Aylin Bican, İbrahim Bora

Department Of Neurology, Uludağ University Faculty Of Medicine

Keywords: Subacute Sclerosing Panencephalitis prognosis, late presentation

Abstract

To evaluate clinical presentation, cranial imagining, and electroencephalic signs of SSPE patients, who are diagnosed with medical history, physical examination signs, EEG and CSF examinations. A total of 3 SSPE patients (mean age= 25.3 years), internalized into Department of Neurology Clinic of Medical School at Uludag University, were evaluated retrospectively. Clinical staging was performed by using Risk and Haddad’s classification.

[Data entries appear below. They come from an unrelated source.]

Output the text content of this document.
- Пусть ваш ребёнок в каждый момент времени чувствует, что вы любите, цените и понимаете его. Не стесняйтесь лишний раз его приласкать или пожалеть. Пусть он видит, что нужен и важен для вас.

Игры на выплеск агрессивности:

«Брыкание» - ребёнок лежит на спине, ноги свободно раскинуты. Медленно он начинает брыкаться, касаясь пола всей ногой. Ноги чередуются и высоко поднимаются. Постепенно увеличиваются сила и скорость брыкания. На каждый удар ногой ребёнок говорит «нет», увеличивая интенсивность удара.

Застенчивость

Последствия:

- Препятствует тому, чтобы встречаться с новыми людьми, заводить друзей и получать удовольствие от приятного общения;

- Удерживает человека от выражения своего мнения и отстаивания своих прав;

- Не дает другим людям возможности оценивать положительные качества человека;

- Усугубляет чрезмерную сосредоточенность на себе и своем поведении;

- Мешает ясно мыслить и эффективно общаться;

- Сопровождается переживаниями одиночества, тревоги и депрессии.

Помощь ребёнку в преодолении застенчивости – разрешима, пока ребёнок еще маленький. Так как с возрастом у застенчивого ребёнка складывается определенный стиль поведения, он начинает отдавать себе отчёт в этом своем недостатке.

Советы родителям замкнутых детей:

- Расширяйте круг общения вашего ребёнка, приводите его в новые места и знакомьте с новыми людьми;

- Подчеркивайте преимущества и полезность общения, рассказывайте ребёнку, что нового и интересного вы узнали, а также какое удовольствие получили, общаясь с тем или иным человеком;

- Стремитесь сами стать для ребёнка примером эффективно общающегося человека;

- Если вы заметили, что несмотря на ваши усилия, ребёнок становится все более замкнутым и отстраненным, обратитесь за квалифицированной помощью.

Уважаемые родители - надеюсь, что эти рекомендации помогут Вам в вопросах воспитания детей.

Time to SSPE diagnosis from initial symptoms was changing from 10 days to 3 months; cases applied to physician after a couple of months that their complaints were recognized. Weakening in mental capacities extracted the attention of the families. EEG examinations revealed slow baseline activity; penetrating slow discharges with high amplitudes regularly for every 8-10 seconds. While IgM for measles was negative, IgG was positive in CSF and serum samples of all cases. Valproic acid and clonazepam were given at various doses in the treatments, and all cases received isoprinosine, too. One of the cases died 13 months after the diagnosis. The other two cases are followed up.

SSPE infection should be considered in central nervous system involvements of rapidly progressive, late onset adult diseases, since recently number of case reports in SSPE is increased rapidly.